What a brilliant book! Not a popular history you'd expect from Kershaw, but a collection of old academic articles, but edited for a mass market audience. The problem with a lot of research on Nazi Germany is that unless you know the field already, it is difficult to place particular interpretations within the broader discussion (Richard Evans's popular trilogy is an exception to this). Hence, a collection of mostly historiographical papers that tackle the debate between structuralist and intentionalist approaches is more than welcome. A bit dry for the non-academic, perhaps, but certainly worth a read for the dilettante.
I think this is a helpful example of an important genre of books where older historians who have shaped their fields basically compile key historiographical interventions over the years, which for historians of Nazi germany in this case will be quite helpful.
How much it’ll be useful/helpful to a wider audience (like me as a historian but not someone who studies this subfield) is going to vary but I think there’s a lot of really clarifying stuff in here, especially re: debates about German support for the Nazis and source issues around that, that I can see recommending it easily.
A compilation of essays from the legendary Ian Kershaw’s career which I read for a project I’m working on. A fascinating read, but definitely not an entry point for beginners.
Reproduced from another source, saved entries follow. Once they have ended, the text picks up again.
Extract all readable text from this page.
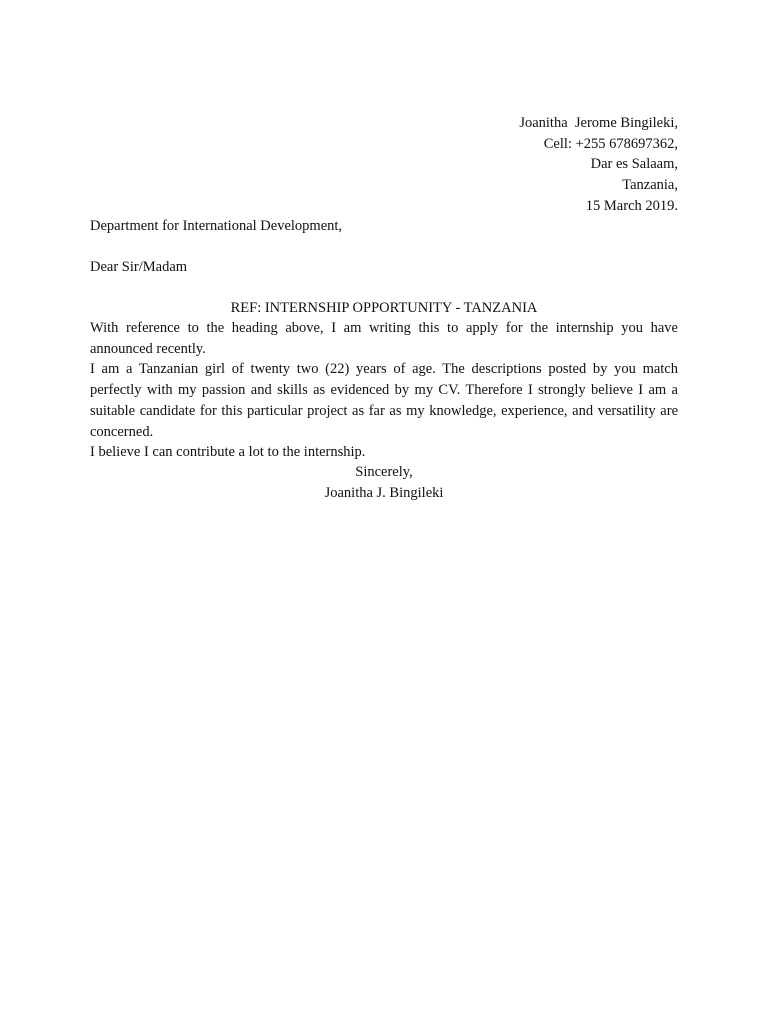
Joanitha  Jerome Bingileki,
Cell: +255 678697362,
Dar es Salaam,
Tanzania,
15 March 2019.
Department for International Development,
Dear Sir/Madam
REF: INTERNSHIP OPPORTUNITY - TANZANIA

With reference to the heading above, I am writing this to apply for the internship you have announced recently.

I am a Tanzanian girl of twenty two (22) years of age. The descriptions posted by you match perfectly with my passion and skills as evidenced by my CV. Therefore I strongly believe I am a suitable candidate for this particular project as far as my knowledge, experience, and versatility are concerned.

I believe I can contribute a lot to the internship.

Sincerely,
Joanitha J. Bingileki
Contains lots of details on the history of scholarship on the Third Reich and the Holocaust, but I wish the author included more reflections on how the scholarship has evolved since many of these essays were first published.
This volume is very thorough. Its conclusion that the Final Solution was a unique phenoomeon of Nazi Germany has been corrected by history. The surging antisemitism present aroudnd the world at all levels of discourse shows this ideology is an ever present danger not limited to one period and country.
Great collection of essays presenting an argument that resonates with first-world reactions to human right violations in third-world countries. Thoroughly researched and touches on public opinion as opposed to pure politics which is refreshing.
Very detailed work on the importance of Hitler as a leader and his persona on the holocaust. Brings also good insights of the German population stance on the fate of the jews. It lost me a bit at the end of academic discussions on how to study the third reich
Basically a collection of what seems like academic papers discussing the methodology of writing about the third reich. Also reviews of other academic writers. I’m really interested in this period and this was still a painful read.
A outstanding collection of essays by one of today's foremost scholars on the subject. Both the historical and historiographical essays are lucid and thoughtful.
It is striking that - when talking about the atrocities of the II World War and the genocides that occurred subsequently - the author never mentioned the Jasenovac genocide, in which more than 1 million Serbs, Jews and Roma were killed by the pro-Nazi Croat Ustasha regime.